La primavera estaba en el hortal o ver Japón sin los cerezos en flor, una columna de Patricia Almarcegui

"El primer cerezo con flores lo encontré en Kioto en el barrio de Gion, de camino al templo de Yasuikonpiragu. Fue esperanzador".

Ilustración para columna de mayo de Patricia Almarcegui.
Ilustración para columna de mayo de Patricia Almarcegui. / Raquel Marín

He vuelto a Japón por trabajo. Ha sido mi tercer viaje y esta vez intenté coincidir con los cerezos en flor; pero, claro, ellos florecen cuando quieren y cuando pueden. En 2018 fue diferente, allí estaban y yo no los había buscado. Ahora se retrasaban. Del 21 de marzo pasaron al 23; del 23, al 25; del 25, al 27, y más adelante yo tenía que volver. El viaje es también una cuestión de mirada y surgió (más bien brotó, que diría el espíritu sensitivo y sensorial de Japón) otra forma de mirar. 

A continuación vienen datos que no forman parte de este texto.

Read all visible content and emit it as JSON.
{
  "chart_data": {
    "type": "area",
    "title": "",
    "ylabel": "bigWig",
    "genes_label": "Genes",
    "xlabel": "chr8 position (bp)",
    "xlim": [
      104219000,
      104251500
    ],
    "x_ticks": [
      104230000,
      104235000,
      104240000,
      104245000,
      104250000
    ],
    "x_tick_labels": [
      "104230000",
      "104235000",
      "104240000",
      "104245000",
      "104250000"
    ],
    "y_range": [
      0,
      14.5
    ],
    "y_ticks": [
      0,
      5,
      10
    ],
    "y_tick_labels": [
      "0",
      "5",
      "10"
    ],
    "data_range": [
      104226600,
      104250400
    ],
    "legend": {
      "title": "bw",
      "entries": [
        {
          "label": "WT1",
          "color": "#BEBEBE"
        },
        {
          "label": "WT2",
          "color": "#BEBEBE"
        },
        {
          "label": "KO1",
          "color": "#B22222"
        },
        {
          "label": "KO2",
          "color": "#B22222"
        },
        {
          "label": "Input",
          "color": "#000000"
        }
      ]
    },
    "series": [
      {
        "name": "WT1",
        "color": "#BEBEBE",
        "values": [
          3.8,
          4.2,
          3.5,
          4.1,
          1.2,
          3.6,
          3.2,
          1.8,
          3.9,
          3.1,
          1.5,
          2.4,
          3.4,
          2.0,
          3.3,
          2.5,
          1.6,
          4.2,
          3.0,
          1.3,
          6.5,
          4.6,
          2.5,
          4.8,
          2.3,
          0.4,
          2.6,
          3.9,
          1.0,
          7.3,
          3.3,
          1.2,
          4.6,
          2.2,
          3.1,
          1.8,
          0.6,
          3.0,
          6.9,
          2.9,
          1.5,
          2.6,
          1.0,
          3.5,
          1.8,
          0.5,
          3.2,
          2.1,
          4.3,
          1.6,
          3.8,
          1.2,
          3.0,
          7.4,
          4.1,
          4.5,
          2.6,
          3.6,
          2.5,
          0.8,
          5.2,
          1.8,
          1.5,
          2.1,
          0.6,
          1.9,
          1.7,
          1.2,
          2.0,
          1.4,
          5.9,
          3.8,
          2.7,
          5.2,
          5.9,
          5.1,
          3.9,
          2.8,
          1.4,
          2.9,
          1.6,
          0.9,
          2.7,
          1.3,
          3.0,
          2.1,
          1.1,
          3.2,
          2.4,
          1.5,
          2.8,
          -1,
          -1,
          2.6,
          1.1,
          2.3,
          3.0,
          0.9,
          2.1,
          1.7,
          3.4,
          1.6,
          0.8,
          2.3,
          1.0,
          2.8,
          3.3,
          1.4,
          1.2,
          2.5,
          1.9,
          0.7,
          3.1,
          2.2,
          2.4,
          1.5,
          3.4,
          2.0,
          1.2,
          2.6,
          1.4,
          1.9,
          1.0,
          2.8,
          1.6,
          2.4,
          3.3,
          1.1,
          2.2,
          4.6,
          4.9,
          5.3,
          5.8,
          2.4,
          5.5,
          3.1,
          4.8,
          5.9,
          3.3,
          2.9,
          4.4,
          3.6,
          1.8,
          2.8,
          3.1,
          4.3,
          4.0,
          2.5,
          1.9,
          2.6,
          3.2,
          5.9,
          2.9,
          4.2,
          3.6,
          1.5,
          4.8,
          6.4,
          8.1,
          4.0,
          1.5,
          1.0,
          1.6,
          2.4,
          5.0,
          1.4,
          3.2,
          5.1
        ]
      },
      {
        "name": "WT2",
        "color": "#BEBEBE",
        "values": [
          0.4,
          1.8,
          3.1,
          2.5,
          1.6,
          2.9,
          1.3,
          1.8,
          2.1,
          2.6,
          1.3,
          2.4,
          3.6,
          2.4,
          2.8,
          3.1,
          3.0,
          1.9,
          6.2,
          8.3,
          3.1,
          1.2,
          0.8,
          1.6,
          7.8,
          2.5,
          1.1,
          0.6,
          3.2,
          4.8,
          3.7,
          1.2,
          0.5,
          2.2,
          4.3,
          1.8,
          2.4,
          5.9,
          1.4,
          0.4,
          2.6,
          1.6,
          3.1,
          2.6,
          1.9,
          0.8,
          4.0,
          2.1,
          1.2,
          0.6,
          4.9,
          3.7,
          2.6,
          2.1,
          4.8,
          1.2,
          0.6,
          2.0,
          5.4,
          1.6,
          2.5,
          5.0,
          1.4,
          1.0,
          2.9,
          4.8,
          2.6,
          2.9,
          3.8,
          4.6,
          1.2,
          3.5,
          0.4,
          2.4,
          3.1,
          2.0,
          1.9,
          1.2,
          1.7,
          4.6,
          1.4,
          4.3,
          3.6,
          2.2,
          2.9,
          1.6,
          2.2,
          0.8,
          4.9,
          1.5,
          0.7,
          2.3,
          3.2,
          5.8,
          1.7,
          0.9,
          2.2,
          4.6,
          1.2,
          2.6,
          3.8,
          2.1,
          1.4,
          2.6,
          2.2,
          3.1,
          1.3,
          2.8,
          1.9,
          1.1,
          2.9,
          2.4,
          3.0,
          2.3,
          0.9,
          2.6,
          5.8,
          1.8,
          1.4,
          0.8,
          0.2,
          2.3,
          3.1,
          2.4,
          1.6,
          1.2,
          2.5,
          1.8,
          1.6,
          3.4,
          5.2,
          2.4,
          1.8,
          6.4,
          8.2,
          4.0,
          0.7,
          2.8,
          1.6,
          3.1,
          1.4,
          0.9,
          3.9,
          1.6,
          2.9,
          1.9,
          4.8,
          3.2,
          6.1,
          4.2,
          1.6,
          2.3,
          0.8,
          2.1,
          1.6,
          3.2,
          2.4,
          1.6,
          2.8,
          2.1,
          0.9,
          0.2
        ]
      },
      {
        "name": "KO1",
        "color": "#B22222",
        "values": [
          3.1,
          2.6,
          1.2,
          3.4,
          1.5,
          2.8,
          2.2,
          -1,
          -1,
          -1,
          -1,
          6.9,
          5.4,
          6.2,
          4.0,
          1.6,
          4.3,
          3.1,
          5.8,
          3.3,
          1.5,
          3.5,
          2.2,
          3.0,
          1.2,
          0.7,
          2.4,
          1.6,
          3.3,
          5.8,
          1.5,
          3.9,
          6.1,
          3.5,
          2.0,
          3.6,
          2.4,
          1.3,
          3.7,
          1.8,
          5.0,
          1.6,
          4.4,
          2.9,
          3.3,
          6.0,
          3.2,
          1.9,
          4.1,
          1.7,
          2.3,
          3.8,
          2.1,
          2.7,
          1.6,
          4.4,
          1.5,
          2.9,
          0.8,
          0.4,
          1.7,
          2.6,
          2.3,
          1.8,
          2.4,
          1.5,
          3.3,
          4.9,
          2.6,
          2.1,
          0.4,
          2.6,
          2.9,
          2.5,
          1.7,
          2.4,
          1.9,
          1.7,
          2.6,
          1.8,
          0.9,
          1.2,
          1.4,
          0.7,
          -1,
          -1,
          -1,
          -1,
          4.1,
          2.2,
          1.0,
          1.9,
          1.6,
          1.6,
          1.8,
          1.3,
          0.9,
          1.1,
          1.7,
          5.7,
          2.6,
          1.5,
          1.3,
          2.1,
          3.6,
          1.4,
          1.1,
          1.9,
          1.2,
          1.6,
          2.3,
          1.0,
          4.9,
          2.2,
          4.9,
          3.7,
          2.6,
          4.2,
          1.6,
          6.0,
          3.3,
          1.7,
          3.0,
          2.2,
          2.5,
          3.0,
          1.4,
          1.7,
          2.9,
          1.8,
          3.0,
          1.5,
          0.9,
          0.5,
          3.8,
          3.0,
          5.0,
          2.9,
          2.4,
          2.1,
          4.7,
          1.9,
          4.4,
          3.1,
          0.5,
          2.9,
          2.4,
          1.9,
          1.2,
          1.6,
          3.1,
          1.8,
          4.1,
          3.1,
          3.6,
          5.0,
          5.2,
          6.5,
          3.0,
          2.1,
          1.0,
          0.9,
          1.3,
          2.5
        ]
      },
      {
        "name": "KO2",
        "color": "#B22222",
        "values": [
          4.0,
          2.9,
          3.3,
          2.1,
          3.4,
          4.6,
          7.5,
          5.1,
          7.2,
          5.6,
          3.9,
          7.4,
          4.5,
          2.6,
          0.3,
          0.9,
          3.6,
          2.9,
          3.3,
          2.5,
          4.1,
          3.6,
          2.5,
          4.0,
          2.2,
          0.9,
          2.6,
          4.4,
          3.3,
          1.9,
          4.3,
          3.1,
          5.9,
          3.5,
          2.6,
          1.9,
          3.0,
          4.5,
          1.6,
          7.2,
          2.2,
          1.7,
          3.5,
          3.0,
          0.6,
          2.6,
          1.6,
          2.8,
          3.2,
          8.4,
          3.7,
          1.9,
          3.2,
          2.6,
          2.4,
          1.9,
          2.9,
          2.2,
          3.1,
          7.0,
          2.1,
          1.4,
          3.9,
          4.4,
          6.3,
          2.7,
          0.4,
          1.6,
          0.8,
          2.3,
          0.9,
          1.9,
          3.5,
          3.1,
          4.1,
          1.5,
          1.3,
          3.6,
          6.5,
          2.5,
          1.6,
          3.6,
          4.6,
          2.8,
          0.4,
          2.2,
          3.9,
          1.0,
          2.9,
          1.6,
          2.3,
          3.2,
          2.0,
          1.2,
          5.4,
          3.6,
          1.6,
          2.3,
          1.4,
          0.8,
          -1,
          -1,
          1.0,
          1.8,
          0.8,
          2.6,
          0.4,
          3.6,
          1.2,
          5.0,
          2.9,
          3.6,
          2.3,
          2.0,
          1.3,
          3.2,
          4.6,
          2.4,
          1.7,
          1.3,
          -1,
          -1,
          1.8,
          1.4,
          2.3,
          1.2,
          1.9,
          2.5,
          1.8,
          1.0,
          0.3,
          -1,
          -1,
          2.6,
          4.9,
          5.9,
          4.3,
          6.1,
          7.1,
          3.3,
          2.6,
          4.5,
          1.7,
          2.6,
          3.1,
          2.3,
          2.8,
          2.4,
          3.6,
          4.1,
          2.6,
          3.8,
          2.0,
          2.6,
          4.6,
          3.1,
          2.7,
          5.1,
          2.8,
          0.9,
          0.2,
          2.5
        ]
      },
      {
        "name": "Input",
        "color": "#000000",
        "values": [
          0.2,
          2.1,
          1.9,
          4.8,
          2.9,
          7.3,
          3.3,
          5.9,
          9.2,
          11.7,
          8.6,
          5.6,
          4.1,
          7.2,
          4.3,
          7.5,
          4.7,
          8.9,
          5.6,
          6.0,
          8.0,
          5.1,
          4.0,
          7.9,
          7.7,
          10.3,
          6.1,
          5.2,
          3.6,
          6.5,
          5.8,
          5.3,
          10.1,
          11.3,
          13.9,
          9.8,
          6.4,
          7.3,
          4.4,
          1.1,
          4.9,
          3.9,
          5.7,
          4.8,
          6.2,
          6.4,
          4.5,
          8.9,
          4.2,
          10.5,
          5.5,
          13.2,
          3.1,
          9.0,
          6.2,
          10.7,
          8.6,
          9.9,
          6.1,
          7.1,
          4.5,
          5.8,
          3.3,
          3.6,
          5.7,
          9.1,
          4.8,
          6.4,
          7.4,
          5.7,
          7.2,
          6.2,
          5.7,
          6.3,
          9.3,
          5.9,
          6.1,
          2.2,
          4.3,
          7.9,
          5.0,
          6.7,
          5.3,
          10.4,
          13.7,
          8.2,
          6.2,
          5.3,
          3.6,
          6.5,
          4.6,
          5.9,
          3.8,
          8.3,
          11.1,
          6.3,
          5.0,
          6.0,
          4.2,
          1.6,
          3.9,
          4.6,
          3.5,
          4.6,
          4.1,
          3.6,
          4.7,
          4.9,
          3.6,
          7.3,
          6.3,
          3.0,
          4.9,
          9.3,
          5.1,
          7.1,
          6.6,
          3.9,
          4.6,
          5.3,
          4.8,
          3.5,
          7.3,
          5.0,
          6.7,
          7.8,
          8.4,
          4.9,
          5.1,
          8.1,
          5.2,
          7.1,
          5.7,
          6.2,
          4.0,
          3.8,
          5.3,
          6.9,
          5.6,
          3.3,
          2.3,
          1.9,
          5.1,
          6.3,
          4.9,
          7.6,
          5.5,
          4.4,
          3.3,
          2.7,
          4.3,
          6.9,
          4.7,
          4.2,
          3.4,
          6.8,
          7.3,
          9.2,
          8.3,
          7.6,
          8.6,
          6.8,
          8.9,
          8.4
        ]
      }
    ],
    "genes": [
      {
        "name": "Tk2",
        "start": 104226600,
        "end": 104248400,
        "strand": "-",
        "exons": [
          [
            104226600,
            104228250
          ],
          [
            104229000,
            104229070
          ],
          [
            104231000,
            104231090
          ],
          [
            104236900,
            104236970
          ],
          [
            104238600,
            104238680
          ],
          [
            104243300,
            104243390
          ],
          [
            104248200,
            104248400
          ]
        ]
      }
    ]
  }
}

El primer cerezo con flores lo encontré en Kioto en el barrio de Gion, de camino al templo de Yasuikonpiragu. Fue esperanzador. Asomaba desde un patio interior y cubría el chaflán de una calle, muy cerca de las callejuelas por las que caminan las maikos (aprendices de geishas) antes de ir a las clases de canto, danza, música y teatro. El segundo y centenario fue en el templo de Kitano Tenmangu. Ni siquiera había brotado y yo escribí en el teléfono, “venir a verlo cuando regrese a Kioto en unos días”. El jardín Korakuen de Okayama seguía hibernando. Sin embargo, al fondo, en la parte dedicada a la primavera, había ciruelos floridos. Saqué mis hojas y releí al escritor Yasunari Kawabata y su discurso del Premio Nobel en 1968: cuando entramos en contacto con las cuatro estaciones es cuando más pensamos en quienes amamos y deseamos compartir con ellos esa felicidad.

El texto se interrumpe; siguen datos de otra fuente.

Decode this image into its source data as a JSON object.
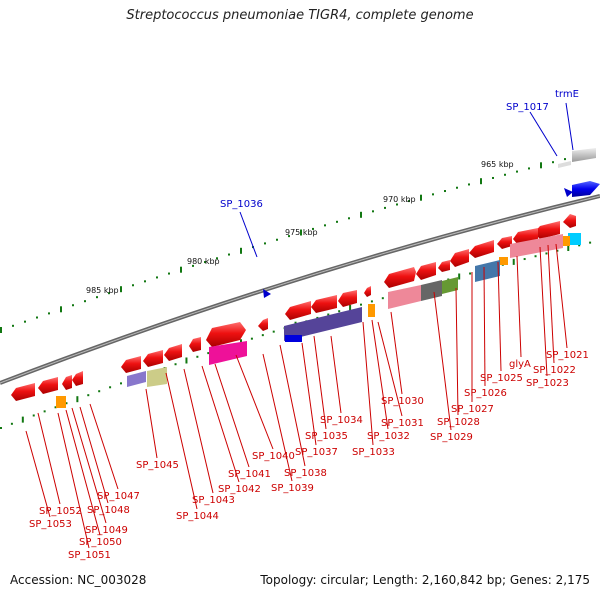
{
  "title": "Streptococcus pneumoniae TIGR4, complete genome",
  "footer": {
    "accession": "Accession: NC_003028",
    "summary": "Topology: circular; Length: 2,160,842 bp; Genes: 2,175"
  },
  "colors": {
    "forward_label": "#0000cc",
    "reverse_label": "#cc0000",
    "backbone": "#777777",
    "tick": "#117711"
  },
  "scale_labels": [
    "965 kbp",
    "970 kbp",
    "975 kbp",
    "980 kbp",
    "985 kbp"
  ],
  "forward_genes": [
    "trmE",
    "SP_1017",
    "SP_1036"
  ],
  "reverse_genes": [
    "SP_1021",
    "SP_1022",
    "SP_1023",
    "glyA",
    "SP_1025",
    "SP_1026",
    "SP_1027",
    "SP_1028",
    "SP_1029",
    "SP_1030",
    "SP_1031",
    "SP_1032",
    "SP_1033",
    "SP_1034",
    "SP_1035",
    "SP_1037",
    "SP_1038",
    "SP_1039",
    "SP_1040",
    "SP_1041",
    "SP_1042",
    "SP_1043",
    "SP_1044",
    "SP_1045",
    "SP_1047",
    "SP_1048",
    "SP_1049",
    "SP_1050",
    "SP_1051",
    "SP_1052",
    "SP_1053"
  ]
}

Vi un cerezo gigante en el exterior del templo Ryoanji y una mujer a mi derecha lloró de emoción

Una garza sobrevoló un ciruelo con flores en Hiroshima y vi dos cerezos enclenques en la isla de Miyajima de camino al templo de Daishoin. El río a su paso por Arashiyama en Kioto estaba lleno de barquitas de paseantes. De bajada del bosque de bambú, me crucé con uno y reconocí en el paisaje el imaginario de los grabados ukiyo-e del siglo XIX.

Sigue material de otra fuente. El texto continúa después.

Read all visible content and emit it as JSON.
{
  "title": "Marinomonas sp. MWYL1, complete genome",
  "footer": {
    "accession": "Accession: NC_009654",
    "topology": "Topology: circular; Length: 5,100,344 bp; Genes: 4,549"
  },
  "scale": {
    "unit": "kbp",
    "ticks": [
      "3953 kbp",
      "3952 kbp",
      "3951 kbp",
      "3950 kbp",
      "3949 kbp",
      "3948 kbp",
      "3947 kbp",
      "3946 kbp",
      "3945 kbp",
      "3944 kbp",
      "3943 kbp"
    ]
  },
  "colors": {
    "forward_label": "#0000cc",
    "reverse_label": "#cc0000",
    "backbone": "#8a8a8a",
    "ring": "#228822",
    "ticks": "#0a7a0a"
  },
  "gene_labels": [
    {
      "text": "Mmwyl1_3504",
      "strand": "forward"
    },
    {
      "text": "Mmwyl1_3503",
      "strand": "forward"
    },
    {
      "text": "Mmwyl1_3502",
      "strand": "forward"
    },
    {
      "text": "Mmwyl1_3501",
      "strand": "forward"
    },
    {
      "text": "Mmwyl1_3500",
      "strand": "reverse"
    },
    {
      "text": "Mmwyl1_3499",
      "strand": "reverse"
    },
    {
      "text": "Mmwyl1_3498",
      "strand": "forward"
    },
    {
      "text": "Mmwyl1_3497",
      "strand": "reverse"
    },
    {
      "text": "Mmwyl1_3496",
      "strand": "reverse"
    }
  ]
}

El Paseo del Filósofo (uno de los sitios míticos para ver la floración) seguía con los cerezos numerados y allí encontré. Yemas, brotes, nudos, pétalos, esfuerzo y violencia. Como dice el filósofo Suzuki Teitarō Daisetsu, el universo y la vida deberían vivirse al igual que a través de las flores de un árbol: siempre a punto de perecer.

Había pasado una semana desde mi llegada y el frío era cada vez mayor. La sakura se retrasaba, aunque a veces daba alguna tregua. Vi un cerezo gigante en el exterior del templo Ryoanji y una mujer a mi derecha lloró de emoción. El centro espiritual del budismo de Japón, Koyasan, estaba nevado y los cerezos eran solo sombras, en Ise, el centro espiritual del sintoísmo del país, no parecían esperarlos. Solo había turismo nacional y miraban y escuchaban los cantos rodados del río Isuzu del Santuario Interior que, aseguran, son deidades o kami. Un grupo esperaba en un pequeño estuario a que llegara la puesta de sol.

Al llegar a Tokio, fui al parque de Ueno. Era sábado y el mercadillo de segunda mano de Ameyoko estaba repleto de gente. Unas idol cantaban en un escenario casi improvisado. Desde el Museo Nacional de Tokio se podía seguir el camino de los 800 cerezos del parque. Y allí estaban por fin. Dos, tres, cuatro cerezos despampanantes, abiertos, casi pornográficos. Se hizo una fila para fotografiarse con ellos. Las ramas caían como sauces hacia el suelo y se prolongaban en las manos de los turistas nacionales e internacionales que las sujetaban en las palmas. Como si, por fin, la floración hubiera llegado. A los cuatro días volví a casa. El almendro estaba en flor y el paraguayo también. La primavera estaba en el hortal y yo casi me la había perdido.